Tips from Salvatore Sanfilippo aka antirez (creator of redis, kilo, etc.):
Advanced language models like Gemini 2.5 PRO and Claude Opus 4 can significantly boost programmer productivity — if used correctly.
What LLMs can do for you
- Early bug detection. They catch bugs before users see them.
- Rapid prototyping. Let them write quick temporary code to test ideas.
- Paired design. You bring experience; the model brings encyclopedic knowledge.
- Writing well-defined parts. Give them clear tasks, get working code.
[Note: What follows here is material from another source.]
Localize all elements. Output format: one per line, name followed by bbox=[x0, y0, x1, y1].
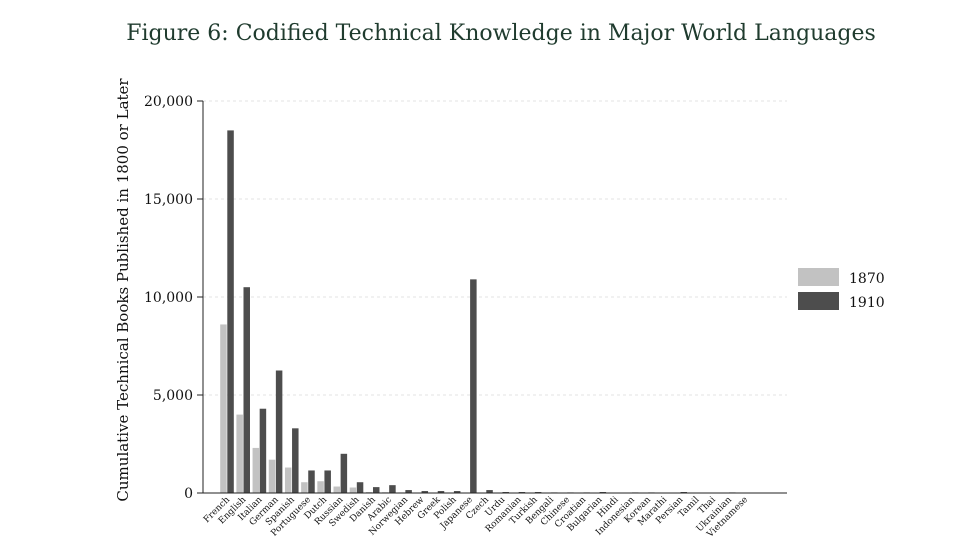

- Filling skill gaps. They help you pick up tools or languages you barely know.
How to work with them
- Stay in control. For anything beyond a small script, combine your judgment with the model’s output. Code generated only by an LLM often ends up bloated and brittle.
- Provide full context. Paste relevant code, documentation, and your notes:
- Bad solutions to avoid — and why.
- Promising ideas to explore.
- Exact goals, constraints, and style rules. More context = better answers.
- Use the best models. Stick with Gemini 2.5 PRO and Claude Opus 4. Work with the base model, not diluted “agents” or editor plugins that hide context.
- Keep the loop short. Manually move code between editor and chat. Check every change yourself.
Conclusion Right now, human + LLM is better than either alone. Use models to speed up and improve your work, but keep control and ownership of the code. Periodically test fully automated agents; switch only when they clearly outperform you. Until then, avoid the hype, use AI wisely, and don’t fall behind by ignoring it.